Workers’ compensation, auto liability and professional liability ranked highly for organisations in North America, while companies in Europe showed they are more concerned with product liability.

There has been an increase in the use of captives to underwrite cyber or network liability, employee benefits, and credit and warranty.

While 12 percent of respondents currently use a captive to underwrite cyber or network coverage, 23 percent said they plan to do so in the future.

Equally, 10 percent currently use a captive to underwrite employee benefits, and 20 percent plan to in the future, while credit and trade underwriting is expected to rise from 10 to 18 percent and warranty underwriting is expected to increase from 2 percent to 7 percent.

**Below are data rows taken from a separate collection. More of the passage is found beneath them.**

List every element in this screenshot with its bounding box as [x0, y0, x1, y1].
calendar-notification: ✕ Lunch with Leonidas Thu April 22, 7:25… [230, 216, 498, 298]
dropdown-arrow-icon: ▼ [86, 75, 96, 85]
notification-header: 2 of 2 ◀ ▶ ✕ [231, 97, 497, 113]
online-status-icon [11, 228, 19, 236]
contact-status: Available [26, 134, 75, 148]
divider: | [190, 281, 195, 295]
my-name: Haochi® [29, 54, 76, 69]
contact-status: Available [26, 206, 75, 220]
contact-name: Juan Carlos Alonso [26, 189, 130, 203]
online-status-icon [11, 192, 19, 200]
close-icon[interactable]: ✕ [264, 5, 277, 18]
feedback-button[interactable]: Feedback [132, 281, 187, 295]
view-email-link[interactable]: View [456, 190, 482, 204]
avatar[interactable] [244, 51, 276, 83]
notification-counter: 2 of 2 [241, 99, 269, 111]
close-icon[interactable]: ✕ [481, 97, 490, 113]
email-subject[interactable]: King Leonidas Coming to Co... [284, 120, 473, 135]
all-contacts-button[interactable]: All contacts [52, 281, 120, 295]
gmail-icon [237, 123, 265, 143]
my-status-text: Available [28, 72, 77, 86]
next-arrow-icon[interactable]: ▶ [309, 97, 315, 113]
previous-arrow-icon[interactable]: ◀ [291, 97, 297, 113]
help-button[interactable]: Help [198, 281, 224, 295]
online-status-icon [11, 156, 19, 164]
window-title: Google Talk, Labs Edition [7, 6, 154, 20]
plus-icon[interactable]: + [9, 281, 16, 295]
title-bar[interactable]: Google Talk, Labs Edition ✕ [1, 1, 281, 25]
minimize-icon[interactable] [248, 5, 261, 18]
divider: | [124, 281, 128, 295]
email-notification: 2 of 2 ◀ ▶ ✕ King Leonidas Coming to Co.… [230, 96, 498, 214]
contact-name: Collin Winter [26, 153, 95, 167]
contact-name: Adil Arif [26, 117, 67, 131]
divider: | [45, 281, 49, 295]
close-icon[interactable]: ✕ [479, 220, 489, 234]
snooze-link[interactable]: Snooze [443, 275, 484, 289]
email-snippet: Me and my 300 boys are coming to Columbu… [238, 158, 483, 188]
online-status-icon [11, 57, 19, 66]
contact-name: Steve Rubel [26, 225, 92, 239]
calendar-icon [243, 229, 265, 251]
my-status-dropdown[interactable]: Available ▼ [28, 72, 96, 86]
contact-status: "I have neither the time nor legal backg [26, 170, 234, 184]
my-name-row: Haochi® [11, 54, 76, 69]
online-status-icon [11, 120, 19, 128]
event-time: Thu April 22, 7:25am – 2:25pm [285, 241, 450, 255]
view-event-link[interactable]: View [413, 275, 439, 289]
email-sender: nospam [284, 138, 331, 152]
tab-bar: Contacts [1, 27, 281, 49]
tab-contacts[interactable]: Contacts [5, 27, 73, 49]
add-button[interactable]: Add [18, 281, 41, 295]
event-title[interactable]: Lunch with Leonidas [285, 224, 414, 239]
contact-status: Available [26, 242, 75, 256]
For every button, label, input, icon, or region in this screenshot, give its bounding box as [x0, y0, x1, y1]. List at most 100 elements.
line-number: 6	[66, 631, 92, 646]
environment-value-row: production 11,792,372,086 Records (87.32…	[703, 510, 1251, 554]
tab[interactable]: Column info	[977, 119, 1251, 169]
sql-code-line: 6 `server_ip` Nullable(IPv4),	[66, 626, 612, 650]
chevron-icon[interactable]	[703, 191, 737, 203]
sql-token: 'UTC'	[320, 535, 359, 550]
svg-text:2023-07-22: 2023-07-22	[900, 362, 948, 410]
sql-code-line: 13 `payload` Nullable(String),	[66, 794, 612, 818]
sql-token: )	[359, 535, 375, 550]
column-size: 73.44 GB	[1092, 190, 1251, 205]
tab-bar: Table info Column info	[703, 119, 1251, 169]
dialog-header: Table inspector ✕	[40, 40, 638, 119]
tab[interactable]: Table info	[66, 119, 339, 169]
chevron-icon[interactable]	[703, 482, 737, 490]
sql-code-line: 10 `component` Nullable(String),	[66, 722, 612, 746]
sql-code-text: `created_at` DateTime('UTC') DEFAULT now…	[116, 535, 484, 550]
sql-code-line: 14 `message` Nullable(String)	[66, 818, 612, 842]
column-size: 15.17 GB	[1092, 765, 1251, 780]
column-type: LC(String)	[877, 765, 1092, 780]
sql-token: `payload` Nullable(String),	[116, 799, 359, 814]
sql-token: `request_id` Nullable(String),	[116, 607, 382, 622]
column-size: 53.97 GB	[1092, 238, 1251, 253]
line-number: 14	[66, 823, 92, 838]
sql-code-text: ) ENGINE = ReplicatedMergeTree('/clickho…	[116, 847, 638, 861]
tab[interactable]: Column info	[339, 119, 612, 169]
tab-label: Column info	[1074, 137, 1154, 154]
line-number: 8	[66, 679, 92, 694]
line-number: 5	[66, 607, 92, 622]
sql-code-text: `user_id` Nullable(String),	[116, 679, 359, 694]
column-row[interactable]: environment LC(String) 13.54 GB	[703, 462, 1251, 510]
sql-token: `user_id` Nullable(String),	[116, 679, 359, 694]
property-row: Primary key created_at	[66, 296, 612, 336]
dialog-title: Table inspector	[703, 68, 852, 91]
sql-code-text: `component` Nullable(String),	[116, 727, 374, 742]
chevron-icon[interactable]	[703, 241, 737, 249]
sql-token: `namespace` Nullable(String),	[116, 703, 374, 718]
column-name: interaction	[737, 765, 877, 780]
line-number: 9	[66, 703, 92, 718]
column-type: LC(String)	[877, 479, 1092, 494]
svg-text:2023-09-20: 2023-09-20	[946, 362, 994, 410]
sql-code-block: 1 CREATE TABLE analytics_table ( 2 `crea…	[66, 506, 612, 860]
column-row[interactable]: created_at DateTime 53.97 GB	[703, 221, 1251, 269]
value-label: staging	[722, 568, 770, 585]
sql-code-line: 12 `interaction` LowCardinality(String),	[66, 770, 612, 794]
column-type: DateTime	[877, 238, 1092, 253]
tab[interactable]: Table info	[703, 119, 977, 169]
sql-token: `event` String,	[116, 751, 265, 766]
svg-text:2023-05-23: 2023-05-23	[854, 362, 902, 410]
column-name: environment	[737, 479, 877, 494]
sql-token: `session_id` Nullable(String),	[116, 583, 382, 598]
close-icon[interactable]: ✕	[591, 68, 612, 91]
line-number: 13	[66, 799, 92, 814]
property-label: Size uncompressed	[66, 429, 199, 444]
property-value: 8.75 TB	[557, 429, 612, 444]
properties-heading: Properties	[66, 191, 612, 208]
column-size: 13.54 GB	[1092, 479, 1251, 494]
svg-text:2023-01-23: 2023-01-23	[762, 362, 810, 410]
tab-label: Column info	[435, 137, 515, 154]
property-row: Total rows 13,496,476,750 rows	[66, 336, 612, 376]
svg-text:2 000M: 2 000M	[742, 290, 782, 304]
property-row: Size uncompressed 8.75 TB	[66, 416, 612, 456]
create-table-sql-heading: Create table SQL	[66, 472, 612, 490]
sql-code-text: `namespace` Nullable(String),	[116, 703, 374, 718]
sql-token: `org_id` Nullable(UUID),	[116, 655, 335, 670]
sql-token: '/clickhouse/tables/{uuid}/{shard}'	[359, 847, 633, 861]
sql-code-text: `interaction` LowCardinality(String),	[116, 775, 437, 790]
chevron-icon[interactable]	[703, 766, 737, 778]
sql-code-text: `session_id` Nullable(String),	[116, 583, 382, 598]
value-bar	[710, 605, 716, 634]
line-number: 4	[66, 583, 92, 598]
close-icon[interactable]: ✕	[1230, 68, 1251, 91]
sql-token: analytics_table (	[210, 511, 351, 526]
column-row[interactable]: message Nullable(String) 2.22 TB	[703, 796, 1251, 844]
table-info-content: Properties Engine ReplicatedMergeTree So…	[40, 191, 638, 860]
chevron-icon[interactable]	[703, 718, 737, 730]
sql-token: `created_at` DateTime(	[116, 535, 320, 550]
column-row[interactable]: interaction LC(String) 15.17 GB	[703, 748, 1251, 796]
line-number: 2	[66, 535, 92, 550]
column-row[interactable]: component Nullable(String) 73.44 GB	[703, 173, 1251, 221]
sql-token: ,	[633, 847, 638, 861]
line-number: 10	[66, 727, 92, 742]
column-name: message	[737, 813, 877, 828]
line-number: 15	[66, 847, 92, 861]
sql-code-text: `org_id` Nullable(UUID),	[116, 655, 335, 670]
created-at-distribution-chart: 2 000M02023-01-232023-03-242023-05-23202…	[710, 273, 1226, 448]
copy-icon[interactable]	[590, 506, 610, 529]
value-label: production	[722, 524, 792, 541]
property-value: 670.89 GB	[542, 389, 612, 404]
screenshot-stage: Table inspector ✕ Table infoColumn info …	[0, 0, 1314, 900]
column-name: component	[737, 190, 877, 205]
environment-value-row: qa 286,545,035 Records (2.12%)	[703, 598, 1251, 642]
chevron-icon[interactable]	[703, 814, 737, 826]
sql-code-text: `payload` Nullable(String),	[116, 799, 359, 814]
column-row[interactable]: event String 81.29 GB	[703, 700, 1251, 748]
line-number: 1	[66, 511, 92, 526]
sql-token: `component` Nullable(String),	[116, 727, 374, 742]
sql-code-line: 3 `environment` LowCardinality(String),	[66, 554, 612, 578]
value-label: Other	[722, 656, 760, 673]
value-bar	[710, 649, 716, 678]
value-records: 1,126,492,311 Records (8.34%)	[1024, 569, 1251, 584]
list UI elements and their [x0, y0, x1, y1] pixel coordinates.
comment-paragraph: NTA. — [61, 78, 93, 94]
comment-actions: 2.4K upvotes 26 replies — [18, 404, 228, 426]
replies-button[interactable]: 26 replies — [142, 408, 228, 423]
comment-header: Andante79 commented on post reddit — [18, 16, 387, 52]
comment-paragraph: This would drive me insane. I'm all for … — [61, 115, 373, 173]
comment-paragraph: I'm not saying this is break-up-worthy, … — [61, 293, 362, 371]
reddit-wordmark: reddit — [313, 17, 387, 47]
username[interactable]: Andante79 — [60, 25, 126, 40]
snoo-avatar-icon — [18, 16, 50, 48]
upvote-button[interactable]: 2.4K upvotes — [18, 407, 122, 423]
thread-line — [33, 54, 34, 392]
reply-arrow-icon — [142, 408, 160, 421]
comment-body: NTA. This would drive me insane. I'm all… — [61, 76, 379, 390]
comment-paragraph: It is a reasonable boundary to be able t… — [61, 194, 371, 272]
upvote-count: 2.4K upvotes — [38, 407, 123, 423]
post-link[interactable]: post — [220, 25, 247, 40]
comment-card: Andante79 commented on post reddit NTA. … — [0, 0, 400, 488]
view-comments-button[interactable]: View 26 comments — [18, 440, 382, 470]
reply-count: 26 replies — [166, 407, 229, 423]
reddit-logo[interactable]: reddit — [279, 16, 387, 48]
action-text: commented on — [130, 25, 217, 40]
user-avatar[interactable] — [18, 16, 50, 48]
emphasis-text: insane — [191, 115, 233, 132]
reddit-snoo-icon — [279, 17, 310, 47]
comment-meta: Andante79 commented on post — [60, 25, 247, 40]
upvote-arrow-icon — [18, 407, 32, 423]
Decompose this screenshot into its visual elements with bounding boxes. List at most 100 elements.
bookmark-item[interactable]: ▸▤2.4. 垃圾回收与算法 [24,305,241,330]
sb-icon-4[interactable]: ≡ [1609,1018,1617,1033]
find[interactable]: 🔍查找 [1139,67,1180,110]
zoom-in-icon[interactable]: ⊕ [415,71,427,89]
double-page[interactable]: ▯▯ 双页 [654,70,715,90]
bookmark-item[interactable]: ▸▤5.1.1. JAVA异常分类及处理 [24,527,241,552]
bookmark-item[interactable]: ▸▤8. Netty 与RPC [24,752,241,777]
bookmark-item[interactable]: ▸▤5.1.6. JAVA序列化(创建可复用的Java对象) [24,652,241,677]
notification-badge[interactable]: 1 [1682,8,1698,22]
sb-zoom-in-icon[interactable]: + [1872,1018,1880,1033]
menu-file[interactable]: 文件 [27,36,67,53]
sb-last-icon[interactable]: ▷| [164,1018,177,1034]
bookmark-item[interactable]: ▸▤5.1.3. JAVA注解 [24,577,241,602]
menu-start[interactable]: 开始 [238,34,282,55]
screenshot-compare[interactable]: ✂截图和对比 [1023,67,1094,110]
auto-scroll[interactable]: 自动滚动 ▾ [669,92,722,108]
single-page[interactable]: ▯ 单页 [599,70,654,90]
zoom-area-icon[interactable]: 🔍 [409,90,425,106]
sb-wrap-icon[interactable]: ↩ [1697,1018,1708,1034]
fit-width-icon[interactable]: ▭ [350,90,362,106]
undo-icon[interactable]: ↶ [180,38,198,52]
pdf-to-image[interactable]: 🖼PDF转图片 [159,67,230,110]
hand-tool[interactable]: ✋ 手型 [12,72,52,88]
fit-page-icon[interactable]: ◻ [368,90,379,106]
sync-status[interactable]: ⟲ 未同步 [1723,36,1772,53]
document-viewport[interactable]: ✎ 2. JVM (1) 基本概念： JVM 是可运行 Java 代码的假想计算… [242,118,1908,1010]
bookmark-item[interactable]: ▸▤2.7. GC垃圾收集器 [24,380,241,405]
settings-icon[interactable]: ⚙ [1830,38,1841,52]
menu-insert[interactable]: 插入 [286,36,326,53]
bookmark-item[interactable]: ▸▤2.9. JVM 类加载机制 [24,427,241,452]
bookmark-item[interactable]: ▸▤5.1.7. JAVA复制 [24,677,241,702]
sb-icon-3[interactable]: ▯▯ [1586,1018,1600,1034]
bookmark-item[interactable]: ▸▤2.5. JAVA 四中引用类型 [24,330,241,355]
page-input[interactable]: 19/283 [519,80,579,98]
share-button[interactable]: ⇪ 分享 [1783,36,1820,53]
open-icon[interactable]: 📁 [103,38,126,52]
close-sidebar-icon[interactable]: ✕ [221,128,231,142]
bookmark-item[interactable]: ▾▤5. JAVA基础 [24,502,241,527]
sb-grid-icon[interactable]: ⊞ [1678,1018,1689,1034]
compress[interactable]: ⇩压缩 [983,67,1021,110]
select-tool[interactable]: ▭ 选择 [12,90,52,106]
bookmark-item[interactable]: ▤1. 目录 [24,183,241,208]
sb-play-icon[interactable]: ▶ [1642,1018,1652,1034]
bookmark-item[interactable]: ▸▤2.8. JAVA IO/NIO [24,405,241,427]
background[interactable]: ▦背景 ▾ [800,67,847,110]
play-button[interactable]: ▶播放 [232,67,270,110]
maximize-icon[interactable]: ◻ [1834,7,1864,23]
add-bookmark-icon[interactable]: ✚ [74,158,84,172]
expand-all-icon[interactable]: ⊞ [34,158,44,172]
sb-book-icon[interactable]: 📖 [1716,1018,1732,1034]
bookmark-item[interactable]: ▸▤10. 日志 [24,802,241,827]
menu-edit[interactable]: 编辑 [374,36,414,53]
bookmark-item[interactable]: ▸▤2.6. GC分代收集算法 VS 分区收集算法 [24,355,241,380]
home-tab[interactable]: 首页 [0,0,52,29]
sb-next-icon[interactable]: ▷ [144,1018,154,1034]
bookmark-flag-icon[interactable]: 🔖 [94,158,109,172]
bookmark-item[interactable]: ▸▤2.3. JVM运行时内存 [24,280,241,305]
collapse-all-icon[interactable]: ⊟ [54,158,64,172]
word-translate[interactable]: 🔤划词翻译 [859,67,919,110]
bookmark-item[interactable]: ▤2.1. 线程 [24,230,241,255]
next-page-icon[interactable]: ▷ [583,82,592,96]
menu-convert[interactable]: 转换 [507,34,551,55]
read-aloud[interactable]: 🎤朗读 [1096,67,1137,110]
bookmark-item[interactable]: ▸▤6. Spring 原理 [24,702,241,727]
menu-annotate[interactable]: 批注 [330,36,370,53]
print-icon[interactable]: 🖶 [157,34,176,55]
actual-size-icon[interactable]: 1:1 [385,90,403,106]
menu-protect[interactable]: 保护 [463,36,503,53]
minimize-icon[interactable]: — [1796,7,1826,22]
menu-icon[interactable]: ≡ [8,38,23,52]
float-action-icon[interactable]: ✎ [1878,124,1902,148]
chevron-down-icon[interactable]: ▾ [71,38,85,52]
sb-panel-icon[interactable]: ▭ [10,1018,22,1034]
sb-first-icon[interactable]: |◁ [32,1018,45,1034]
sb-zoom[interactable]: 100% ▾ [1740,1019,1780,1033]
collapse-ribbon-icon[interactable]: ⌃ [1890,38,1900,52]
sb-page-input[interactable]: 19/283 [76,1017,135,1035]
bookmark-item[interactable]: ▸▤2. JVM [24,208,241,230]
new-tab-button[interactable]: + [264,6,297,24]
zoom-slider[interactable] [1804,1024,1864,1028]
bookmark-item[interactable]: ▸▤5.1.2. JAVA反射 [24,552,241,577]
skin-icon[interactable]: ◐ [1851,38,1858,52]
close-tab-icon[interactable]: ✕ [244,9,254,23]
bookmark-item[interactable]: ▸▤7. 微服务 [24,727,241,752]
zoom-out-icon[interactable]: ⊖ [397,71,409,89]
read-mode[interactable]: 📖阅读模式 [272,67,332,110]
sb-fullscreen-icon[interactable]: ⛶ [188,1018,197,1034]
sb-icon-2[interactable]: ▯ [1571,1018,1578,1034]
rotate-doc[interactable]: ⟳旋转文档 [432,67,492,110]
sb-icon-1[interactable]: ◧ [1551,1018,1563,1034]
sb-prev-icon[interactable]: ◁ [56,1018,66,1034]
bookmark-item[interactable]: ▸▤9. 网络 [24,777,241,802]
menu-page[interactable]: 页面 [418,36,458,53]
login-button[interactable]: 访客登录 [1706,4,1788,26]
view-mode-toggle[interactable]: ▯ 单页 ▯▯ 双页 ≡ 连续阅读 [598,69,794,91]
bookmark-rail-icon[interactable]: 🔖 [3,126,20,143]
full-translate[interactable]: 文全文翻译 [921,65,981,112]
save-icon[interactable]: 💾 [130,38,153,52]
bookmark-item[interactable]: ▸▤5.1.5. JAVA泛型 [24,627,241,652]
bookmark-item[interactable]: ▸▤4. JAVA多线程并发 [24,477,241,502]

Mullen explains that cyber will continue to be a popular line to be considered for your captive.

He says: “The risk transfer market for cyber risk has been expanding rapidly and is expected to continue this expansion and as a corollary of this, clients will be looking to consider pre-funding their retention in a captive.”

“What will also help here is the continuous improvement in risk assessment strategies in the cyber space as well as an increase in awareness of cyber risk at board level. In terms of other lines, based on the survey we expect to see an increase in credit, warranty and employee benefits.”

Mullen suggests that the increase in warranty business could prove to be an ideal line for captives given its low volatility, profitability and as a source of third-party business.

He adds that the continued interest from multinationals in reinsuring their employee benefit programmes in captives is driven by the need “to reduce expenses, retain cash flow inside the organisation, align risk retention with group risk appetite, and gaining greater transparency of the programme data”.

Strategically speaking

Captives, for most organisations, lie at the core of their risk management strategies. Aon found that the use of captives as a strategic risk management tool has increased significantly from 18 percent in 2013 to 37 percent in 2017.

The increase is underpinned by a number of factors, including increased volatility to the risk landscape, the ease of operating on a multinational level, organisations becoming more scientific in the assessment and quantification of risk, and finally, for organisations that measure total cost of risk, the captive serves as an excellent mechanism to collect auditable risk management data.

The percentage of companies using captives for tax optimisation has increased from four to six. Aon noted that over the past five years, this has been a growing trend in the US, where companies form smaller captives and file under section 831(b) of the US tax code.

Regionally, results showed that 44 percent of North American companies form captives for strategic purposes, while owners from the Asia Pacific region rank cost efficiencies as the most common reason for forming a captive.

In Latin America, using captives as a strategic risk management tool is the number one reason at 42 percent, followed by cost efficiencies at 32 percent.

“Based on our experiences, captives are used more strategically in regions where there is a higher level of risk management maturity and the driving factors often vary with company size,” Aon reported.

“Larger companies use captives in more strategic ways while smaller companies tend to focus on reducing insurance premiums and controlling insurance programme costs.”

Looking ahead

Mullen expects to see continued growth in the US market over the next five years, while outside of the US, there will be some growth but this will not be material relative the growth in the US.

He says: “Captive managers will need to invest in processes and systems to help mitigate the burden on regulation on their clients and multinational clients will reorganise their captive operations to be base erosion and profit shifting compliant.”

“In a broader sense changes in demographics, economics and geopolitics, coupled with the impact rapidly changing technology will continue to impact clients risk profiles, creating a need in the risk management community to be constantly looking to identify new risks and the interconnectivity of known risks.”

Where the insurance market cannot keep pace with these emerging risks and patterns of connectivity, captives can be used to help incubate risks, collect data, affect behaviour and plug coverage gaps.